It’s a time of year when I face anniversaries – memory and blame – a past I cannot revise to serve me, though I wish I could.
To some degree, we’re all rewriting the past. It’s a perpetual process that eases pain on the one hand, yet is unnerving on the other.
I know that I struggle in search of something absolute; one clear set of facts to support my perceptions, or a single truth of self. Yet I recognize that multiple movable truths offer a more complete and accurate picture.
Blame, forgiveness, and self-image
Yesterday I read an illuminating article in the New York Times, reporting on a study of morality, memory, and time. Specifically, it dealt with youthful indiscretions involving breaking the law, concluding that we all refashion our memories. And frequently, by diminishing our poor moral choices, couching them in excuses, we thereby find a means to live with them.
But that’s not all.
Apparently we tend to righteously recreate our self-image. It seems that whatever allowances we make as time goes by, we make them for ourselves and less so for others. For example, if we engaged in shoplifting as kids, we dismiss it as a phase, though we’re less forgiving of the neighbor’s son plucking products from the supermarket shelf.
Whitewashing our memories
As we recall our misdeeds, we whitewash the circumstances. Morality, or so it seems, is a slippery slope by anyone’s definition.

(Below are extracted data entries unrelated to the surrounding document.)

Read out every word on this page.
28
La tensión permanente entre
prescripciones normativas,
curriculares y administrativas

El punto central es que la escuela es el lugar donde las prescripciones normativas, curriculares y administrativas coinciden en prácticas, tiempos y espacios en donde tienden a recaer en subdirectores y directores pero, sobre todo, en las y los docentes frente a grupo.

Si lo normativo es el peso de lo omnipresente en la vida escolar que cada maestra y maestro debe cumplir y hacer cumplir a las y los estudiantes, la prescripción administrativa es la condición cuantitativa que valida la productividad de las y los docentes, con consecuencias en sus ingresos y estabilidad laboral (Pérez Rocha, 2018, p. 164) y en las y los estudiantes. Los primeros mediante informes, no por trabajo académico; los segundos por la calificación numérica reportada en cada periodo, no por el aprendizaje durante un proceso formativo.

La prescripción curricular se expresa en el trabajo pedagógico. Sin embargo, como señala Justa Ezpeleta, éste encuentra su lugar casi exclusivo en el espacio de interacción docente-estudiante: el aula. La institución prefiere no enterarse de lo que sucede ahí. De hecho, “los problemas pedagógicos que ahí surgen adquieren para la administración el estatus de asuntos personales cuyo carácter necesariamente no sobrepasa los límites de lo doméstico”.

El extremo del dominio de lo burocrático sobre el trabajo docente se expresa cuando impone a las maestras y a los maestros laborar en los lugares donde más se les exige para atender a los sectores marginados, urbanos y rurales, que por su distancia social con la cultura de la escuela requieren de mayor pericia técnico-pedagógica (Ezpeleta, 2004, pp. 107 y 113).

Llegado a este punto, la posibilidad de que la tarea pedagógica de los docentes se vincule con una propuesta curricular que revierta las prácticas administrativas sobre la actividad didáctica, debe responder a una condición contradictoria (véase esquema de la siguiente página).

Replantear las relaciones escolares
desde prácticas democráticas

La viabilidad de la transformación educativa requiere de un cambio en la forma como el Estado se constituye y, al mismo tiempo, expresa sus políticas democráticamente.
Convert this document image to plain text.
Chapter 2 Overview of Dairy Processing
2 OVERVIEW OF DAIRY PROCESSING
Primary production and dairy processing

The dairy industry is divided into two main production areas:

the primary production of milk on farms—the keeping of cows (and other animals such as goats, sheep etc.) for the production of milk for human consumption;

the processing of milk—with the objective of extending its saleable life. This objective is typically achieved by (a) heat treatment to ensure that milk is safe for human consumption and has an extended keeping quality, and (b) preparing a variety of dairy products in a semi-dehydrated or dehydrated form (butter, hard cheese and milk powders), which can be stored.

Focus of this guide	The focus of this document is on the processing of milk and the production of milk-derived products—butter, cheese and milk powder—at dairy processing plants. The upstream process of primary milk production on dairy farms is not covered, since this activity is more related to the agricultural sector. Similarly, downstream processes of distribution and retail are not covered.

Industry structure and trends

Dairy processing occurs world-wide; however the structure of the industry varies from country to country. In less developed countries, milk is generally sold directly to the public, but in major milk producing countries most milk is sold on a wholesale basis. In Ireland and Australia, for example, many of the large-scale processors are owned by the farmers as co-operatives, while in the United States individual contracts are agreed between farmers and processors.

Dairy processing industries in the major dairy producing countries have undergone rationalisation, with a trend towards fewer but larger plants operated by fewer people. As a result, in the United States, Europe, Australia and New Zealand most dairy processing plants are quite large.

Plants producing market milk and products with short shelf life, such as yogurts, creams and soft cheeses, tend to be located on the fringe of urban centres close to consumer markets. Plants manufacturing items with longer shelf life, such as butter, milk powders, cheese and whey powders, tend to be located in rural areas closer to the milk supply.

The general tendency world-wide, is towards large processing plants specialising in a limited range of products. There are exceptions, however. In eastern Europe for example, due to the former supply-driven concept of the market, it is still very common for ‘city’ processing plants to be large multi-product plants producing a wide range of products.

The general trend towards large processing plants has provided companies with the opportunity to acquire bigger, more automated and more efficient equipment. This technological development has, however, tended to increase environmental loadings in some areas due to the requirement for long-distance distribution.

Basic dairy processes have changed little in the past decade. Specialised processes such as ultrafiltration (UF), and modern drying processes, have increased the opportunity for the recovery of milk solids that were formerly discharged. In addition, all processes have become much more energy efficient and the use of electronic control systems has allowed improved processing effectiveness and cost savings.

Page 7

So does that mean that in hard times or desperate ones, anything goes? Can we slide by on concepts like all’s fair in love and war, or the end justifies the means? Do we genuinely view our own actions with a less critical eye, at least, with the passage of time?
I wonder if some of us do the opposite, turning up the vindictive volume on self-image, while willing to forgive others the same transgressions. Our patterns may involve taking on blame rather than absolving ourselves of it.
So where did we learn that behavior? Is it particularly American? And is it more common to women?
The mind’s role in recreating recollections
According to the New York Times article,
We can’t make up the past, but the brain has difficulty placing events in time, and we’re able to shift elements around…
And thus I examine the parade of my own moral choices, expecting memory to soften their outline as well as their substance.
Is getting beyond these events a matter of forgiveness as some like to say, or is that too simplistic? Is it the natural course of memory reshaping the past? If so, why is it easier for some, and less so for others?
Time plays tricks
Apparently this phenomenon isn’t solely about lying, cheating or stealing, nor other moral lapses. The article goes on to state:
Other researchers note that many unpleasant events feel more distant than they actually are, not just morally charged ones.
So what about events that are painful? Loss, disappointment, the wrong path taken?
Why can some of us tuck these in distant history and move on, while others replay these moments over and over? Are there physiological reasons for this, or are they purely psychological?
More selves of interest
The article is fascinating and I certainly recommend it, though I will add that I wish more data were provided. I’d like to know the gender breakdown along with other details like marital status. After all, doesn’t society judge its women more harshly when it comes to parenting or infidelity? Might social strictures mitigate against whitewashing the past when it comes to women?
Also addressed by the article’s experts are possibilities for moral vigilance, comparisons to others that enable us to feel better about our actions, and the notion of future (more righteous) selves.
The future self is linked to our subtle recreation of the past, and our ability to conceive of ourselves in a better light. Making better choices. Establishing more moral lives. If that’s the case, it’s a hopeful sign for humanity, but problematic if we make a habit of diminishing mistakes and assuming redemption “eventually.” Yet it seems we’re determined to imagine a future happy ending, even if we’re doing so through revisionary reality.